In 2017, the installed capacity of EU solar power grid connected was about 5.9GW, with a year-on-year increase of 36% in 2018, reaching 8GW. The installed capacity of solar power generation in Europe is about 11GW, with a year-on-year increase of about 20%.

The largest solar energy market in Europe in 2018 was Germany, with a new grid connected capacity of 2.96GW, an increase of 68% over the 1.76GW installed in 2017. The Netherlands was rated as the third largest solar energy market in 2018. The country increased by about 1.4GW, compared with 0.77GW in 2017. Now it has entered the GW level for the first time.

2019 is the best year in the history of EU solar energy, with an installed capacity of 16.7GW, an increase of 104% over 8.2GW in 2018, and another significant increase since the first European Solar boom in 2010.

The main countries with solar energy growth in 2019 are Spain / Germany / France / Netherlands / Poland, etc.

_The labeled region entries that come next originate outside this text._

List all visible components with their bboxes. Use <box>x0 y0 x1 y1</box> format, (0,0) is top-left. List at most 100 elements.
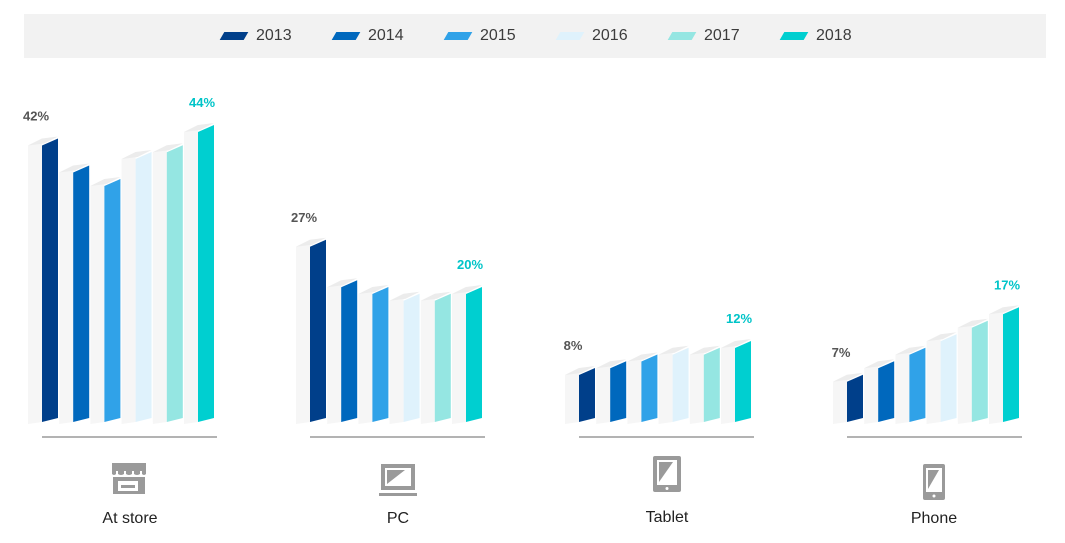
bar-side-2018-tablet <box>721 341 735 424</box>
bar-side-2016-phone <box>926 334 941 424</box>
bar-2014-at-store <box>73 165 90 422</box>
phone-icon <box>923 464 945 500</box>
bar-side-2014-phone <box>864 361 879 424</box>
store-icon <box>112 463 146 494</box>
bar-top-2016-phone <box>926 332 957 342</box>
bar-2013-at-store <box>42 138 58 422</box>
category-label-tablet: Tablet <box>645 509 689 526</box>
legend: 2013 2014 2015 2016 2017 2018 <box>24 14 1046 58</box>
bar-top-2016-at-store <box>121 150 152 159</box>
bar-top-2013-phone <box>833 372 863 382</box>
data-label-2013-tablet: 8% <box>564 338 583 353</box>
bar-top-2013-pc <box>296 237 326 247</box>
bar-2016-phone <box>940 334 957 422</box>
category-label-pc: PC <box>386 510 410 527</box>
data-label-2018-phone: 17% <box>994 277 1020 292</box>
bar-side-2017-pc <box>420 293 435 424</box>
bar-side-2013-pc <box>296 239 310 424</box>
bar-2016-at-store <box>135 152 152 422</box>
data-label-2018-tablet: 12% <box>726 311 752 326</box>
legend-label: 2015 <box>480 27 516 44</box>
legend-label: 2016 <box>592 27 628 44</box>
bar-top-2015-pc <box>358 285 389 294</box>
bar-2014-pc <box>341 280 358 422</box>
bar-2017-at-store <box>166 145 183 422</box>
bar-top-2016-pc <box>389 291 420 301</box>
bar-2015-phone <box>909 347 926 422</box>
bar-top-2017-pc <box>420 291 451 301</box>
bar-side-2017-at-store <box>152 145 167 424</box>
bar-2018-tablet <box>735 341 751 422</box>
bar-top-2016-tablet <box>658 345 689 355</box>
bar-side-2018-phone <box>989 307 1003 424</box>
bar-top-2017-at-store <box>152 143 183 153</box>
legend-label: 2017 <box>704 27 740 44</box>
legend-item-2013: 2013 <box>219 14 292 58</box>
bar-2013-tablet <box>579 368 595 422</box>
bar-2014-phone <box>878 361 895 422</box>
bar-top-2013-at-store <box>28 136 58 146</box>
bar-2018-pc <box>466 287 482 422</box>
bar-side-2015-tablet <box>627 354 642 424</box>
tablet-icon <box>653 456 681 492</box>
bar-top-2015-phone <box>895 345 926 355</box>
bar-side-2016-tablet <box>658 347 673 424</box>
bar-side-2013-at-store <box>28 138 42 424</box>
legend-item-2014: 2014 <box>331 14 404 58</box>
bar-top-2017-phone <box>957 318 988 328</box>
bar-top-2018-phone <box>989 305 1019 315</box>
legend-item-2016: 2016 <box>555 14 628 58</box>
data-label-2013-phone: 7% <box>832 345 851 360</box>
legend-item-2015: 2015 <box>443 14 516 58</box>
legend-item-2018: 2018 <box>779 14 852 58</box>
pc-icon <box>379 464 417 496</box>
bar-side-2016-pc <box>389 293 404 424</box>
bar-side-2015-at-store <box>90 179 105 424</box>
bar-2018-phone <box>1003 307 1019 422</box>
legend-label: 2014 <box>368 27 404 44</box>
bar-top-2014-tablet <box>596 359 627 369</box>
bar-top-2018-tablet <box>721 339 751 348</box>
bar-top-2018-pc <box>452 285 482 294</box>
bar-side-2017-tablet <box>689 347 704 424</box>
category-label-phone: Phone <box>910 510 958 527</box>
bar-side-2018-pc <box>452 287 466 424</box>
data-label-2013-pc: 27% <box>291 210 317 225</box>
bar-top-2013-tablet <box>565 366 595 375</box>
bar-2015-tablet <box>641 354 658 422</box>
bar-side-2017-phone <box>957 320 972 424</box>
legend-label: 2018 <box>816 27 852 44</box>
bar-top-2015-tablet <box>627 352 658 362</box>
bar-2015-pc <box>372 287 389 422</box>
bar-top-2015-at-store <box>90 177 121 186</box>
bar-side-2014-at-store <box>59 165 74 424</box>
bar-side-2018-at-store <box>184 125 198 424</box>
bar-side-2015-pc <box>358 287 373 424</box>
bar-top-2014-phone <box>864 359 895 369</box>
bar-side-2013-tablet <box>565 368 579 424</box>
bar-top-2014-at-store <box>59 163 90 173</box>
category-label-at-store: At store <box>102 510 158 527</box>
bar-2016-pc <box>403 293 420 422</box>
bar-2016-tablet <box>672 347 689 422</box>
data-label-2018-at-store: 44% <box>189 95 215 110</box>
bar-2015-at-store <box>104 179 121 422</box>
bar-side-2015-phone <box>895 347 910 424</box>
bar-top-2018-at-store <box>184 123 214 132</box>
bar-side-2013-phone <box>833 374 847 424</box>
bar-2018-at-store <box>198 125 214 422</box>
bar-top-2014-pc <box>327 278 358 288</box>
bar-top-2017-tablet <box>689 345 720 355</box>
bar-side-2014-tablet <box>596 361 611 424</box>
bar-side-2014-pc <box>327 280 342 424</box>
bar-2017-tablet <box>703 347 720 422</box>
bar-2017-pc <box>434 293 451 422</box>
data-label-2013-at-store: 42% <box>23 109 49 124</box>
bar-side-2016-at-store <box>121 152 136 424</box>
bar-2013-phone <box>847 374 863 422</box>
bar-2017-phone <box>971 320 988 422</box>
legend-item-2017: 2017 <box>667 14 740 58</box>
data-label-2018-pc: 20% <box>457 257 483 272</box>
legend-label: 2013 <box>256 27 292 44</box>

Spain added 4.7GW, making it the largest solar market in the EU. This is also the highest installed capacity in the European continent after Spain took the first place for the last time 11 years ago. The five major solar energy markets in the EU include Germany (4GW), the Netherlands (2.5GW), France (1.1GW) and Poland (784 MW, quadrupling over 2018). The top five solar energy markets in the EU accounted for more than three-quarters of the installed capacity in the EU region in 2019, while the top ten had a total of 15.6GW of new installed capacity, accounting for 93%. Although the contribution of the other 18 EU Member States is relatively small, almost all of them are moving in the right direction.

In 2020, the total demand for photovoltaic power generation will not decrease but increase. In 2020, the total installed capacity of EU Member States will reach 18.2 GW, an increase of 11% over the previous year, the fastest growth since 2011. The cumulative installed capacity of EU reached 137.2GW, an increase of 15%.

In 2021, the new solar power generation in Europe will reach 31.8GW, of which 25.3GW will be added in the EU 27 countries (EU27).

Based on the above analysis, the popularity of solar energy in Europe is mainly due to its environmental protection and the support of the government, as well as the increase of its development speed due to energy shortage.